McKeown, born in Edinburgh, Scotland on Nov. 12, 1955, joined the group in 1973.

Les McKeown, via the Bay City Rollers Facebook page

Signed to Bell Records, they first hit the U.K. singles chart in 1971 with “Keep on Dancing,” which was followed by other hits including “Remember (Sha La La),” “Shang-a-Lang” and a cover of the Four Seasons “Bye Bye Baby,” which reached #1 in the U.K. in 1975. By that time, they’d become one of the most popular groups in the U.K., sparking a rabid following among young girls that took on the name Rollermania. The group’s distinctive style of fashion, highlighted by tartan trousers and scarves, was assumed by their teenaged fans, who became known as the “Tartan Horde.”

The Bay City Rollers’ popularity extended to the United States in 1975 as well, where, signed to the new Arista label, they reached #1 with “Saturday Night.” The group ultimately scored two more top 10 singles in the U.S., “Money Honey” (1976) and “You Made Me Believe in magic” (1977).

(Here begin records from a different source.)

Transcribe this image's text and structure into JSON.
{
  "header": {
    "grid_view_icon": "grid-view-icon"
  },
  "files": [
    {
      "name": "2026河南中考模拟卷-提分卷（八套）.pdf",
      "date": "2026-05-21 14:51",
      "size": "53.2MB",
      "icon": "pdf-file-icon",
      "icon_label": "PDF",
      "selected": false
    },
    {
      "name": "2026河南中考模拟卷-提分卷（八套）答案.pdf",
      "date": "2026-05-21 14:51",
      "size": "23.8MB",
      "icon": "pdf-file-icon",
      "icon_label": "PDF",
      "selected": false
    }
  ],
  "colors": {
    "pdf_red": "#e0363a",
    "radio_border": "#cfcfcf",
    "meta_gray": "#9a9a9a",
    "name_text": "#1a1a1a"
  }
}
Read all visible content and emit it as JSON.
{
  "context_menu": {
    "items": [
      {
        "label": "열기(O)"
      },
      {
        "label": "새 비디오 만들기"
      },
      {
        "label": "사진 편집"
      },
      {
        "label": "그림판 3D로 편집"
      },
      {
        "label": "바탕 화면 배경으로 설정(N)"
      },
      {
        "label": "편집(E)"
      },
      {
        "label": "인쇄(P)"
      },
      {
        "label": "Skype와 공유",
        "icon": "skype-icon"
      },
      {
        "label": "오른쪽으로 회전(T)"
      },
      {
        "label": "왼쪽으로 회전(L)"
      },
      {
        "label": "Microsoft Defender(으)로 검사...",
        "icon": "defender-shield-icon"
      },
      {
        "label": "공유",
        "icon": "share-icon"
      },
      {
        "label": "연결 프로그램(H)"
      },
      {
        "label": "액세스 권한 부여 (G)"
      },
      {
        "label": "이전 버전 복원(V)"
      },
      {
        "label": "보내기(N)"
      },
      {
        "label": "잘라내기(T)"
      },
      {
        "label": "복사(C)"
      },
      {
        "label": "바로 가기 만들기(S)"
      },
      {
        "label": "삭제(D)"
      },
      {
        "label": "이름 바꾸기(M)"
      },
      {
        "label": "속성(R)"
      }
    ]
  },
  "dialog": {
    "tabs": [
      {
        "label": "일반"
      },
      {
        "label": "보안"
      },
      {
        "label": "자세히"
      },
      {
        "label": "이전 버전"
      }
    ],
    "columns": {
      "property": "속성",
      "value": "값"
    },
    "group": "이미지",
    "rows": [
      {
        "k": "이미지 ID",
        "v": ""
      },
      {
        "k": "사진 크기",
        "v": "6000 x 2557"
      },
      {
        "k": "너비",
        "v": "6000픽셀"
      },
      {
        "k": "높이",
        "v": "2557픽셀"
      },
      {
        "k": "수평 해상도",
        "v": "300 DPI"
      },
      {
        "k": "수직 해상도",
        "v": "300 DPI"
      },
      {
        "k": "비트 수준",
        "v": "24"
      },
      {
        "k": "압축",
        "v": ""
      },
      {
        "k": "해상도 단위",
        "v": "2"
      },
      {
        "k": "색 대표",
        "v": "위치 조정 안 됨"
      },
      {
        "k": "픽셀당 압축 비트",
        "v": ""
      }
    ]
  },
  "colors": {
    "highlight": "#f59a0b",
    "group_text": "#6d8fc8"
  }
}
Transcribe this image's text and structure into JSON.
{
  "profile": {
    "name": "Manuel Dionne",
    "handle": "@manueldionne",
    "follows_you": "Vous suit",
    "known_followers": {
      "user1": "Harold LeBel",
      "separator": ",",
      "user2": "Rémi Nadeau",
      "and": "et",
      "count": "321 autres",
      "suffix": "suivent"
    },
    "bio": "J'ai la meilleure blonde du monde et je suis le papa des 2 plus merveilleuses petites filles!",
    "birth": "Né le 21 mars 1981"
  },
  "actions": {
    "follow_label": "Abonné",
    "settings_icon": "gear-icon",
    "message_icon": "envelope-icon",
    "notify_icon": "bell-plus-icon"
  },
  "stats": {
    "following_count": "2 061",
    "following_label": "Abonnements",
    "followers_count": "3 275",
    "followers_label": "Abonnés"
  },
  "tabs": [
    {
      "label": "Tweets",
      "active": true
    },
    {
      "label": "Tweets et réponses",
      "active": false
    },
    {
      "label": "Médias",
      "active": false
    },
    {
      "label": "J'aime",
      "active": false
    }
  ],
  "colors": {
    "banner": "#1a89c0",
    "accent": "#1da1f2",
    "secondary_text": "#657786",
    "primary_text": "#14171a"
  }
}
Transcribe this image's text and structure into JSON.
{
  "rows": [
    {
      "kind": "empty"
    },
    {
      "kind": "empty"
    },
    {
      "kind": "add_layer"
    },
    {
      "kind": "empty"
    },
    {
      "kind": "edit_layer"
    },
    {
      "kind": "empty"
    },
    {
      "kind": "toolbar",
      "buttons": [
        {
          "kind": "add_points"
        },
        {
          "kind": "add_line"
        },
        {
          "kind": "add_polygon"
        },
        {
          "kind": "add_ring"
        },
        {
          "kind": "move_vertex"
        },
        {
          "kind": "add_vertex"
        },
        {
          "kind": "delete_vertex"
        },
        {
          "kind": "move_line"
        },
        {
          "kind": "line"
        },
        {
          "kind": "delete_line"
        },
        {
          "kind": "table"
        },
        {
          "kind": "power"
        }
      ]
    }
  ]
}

A cover of the Dusty Springfield hit “I Only Want to Be With You” made the charts in both the U.S. and the U.K.

Watch the Bay City Rollers perform “Saturday Night” on The Midnight Special in 1976

Related: The #1 singles of 1975

McKeown left the group in 1978 but returned for a series of comeback performances in 2015.

McKeown’s cause of death was not revealed. The band’s co-founder Alan Longmuir died in 2018.